Instead, the communique proposed that CASA, in exercising its powers and performing its functions, “must seek to achieve the highest level of safety in air navigation as well as maintaining an efficient and sustainable Australian aviation industry, including a viable general aviation and training sector”.

Further, the gathering called for the main object of the Act to be to establish a regulatory framework for maintaining, enhancing and promoting the safety of civil aviation with particular emphasis on preventing aviation accidents and incidents.

The object of the Act should also recognise the importance of having a strong, efficient and sustainable aviation industry, of enabling more people to benefit from aviation and include an emphasis on “substantially reducing the administrative and financial burden of regulatory compliance”, the communique said.

The communique noted the general aviation sector was of vital importance to Australia, especially regional and rural areas.

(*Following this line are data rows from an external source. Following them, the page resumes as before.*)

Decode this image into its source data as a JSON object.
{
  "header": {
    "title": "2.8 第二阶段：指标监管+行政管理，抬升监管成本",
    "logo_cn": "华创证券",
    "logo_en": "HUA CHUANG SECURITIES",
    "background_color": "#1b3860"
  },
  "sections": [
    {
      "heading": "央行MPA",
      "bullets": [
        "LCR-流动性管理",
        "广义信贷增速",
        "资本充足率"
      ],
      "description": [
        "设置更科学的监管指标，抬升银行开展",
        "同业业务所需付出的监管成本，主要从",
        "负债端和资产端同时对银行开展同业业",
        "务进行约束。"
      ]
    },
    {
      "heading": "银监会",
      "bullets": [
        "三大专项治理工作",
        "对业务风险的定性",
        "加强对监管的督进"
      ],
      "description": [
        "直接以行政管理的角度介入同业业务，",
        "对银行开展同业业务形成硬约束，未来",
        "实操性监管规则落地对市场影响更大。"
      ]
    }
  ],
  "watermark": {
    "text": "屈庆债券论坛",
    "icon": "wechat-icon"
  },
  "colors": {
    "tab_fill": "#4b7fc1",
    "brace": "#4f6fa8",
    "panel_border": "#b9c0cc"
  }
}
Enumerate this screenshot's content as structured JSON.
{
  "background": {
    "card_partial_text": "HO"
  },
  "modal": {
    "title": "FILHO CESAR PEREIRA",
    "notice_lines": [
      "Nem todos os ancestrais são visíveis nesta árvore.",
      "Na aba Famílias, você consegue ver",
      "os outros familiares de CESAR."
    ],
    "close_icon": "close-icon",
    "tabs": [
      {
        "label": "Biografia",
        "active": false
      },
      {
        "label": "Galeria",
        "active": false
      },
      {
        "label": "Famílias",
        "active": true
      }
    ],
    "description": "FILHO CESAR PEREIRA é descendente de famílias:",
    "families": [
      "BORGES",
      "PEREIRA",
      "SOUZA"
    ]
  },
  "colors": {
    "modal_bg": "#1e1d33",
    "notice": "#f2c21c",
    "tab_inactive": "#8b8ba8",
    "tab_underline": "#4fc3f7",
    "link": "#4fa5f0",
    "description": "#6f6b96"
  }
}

In his speech to delegates on Tuesday, Albanese promised a bipartisan approach to the general aviation sector’s proposed reforms.

“Simply put, the future of general aviation in this country should be above politics,” Albanese said.

“This is not about left versus right or old versus new.

“In Government or Opposition, I will work closely with Michael McCormack. Many of Michael’s political views might not be the same as mine, but I respect the great responsibility he bears and I accept that he is completely sincere in the way he is approaching his role.”

McCormack told delegates when he spoke to the summit on Monday he was keen to listen to their proposals for reform.

“I will continue to listen and carefully consider the issues raised by people in the general aviation sector, and the government and portfolio aviation agencies will respond appropriately,” McCormack said.

After his speech, Albanese told reporters he was “very positive” about the discussions he has had with Minister McCormack since he became Deputy Prime Minister and Minister for Infrastructure and Transport four months ago, replacing Barnaby Joyce.

“We’re both committed to making sure that this not be a partisan political issue and today’s conference, getting the input from the sector is now something that they will submit to us jointly in coming weeks and we’ll sit down and work out how these issues can be addressed,” Albanese said.

The summit delegates also agreed to work on establishing a caucus of federal politicians for the general aviation sector.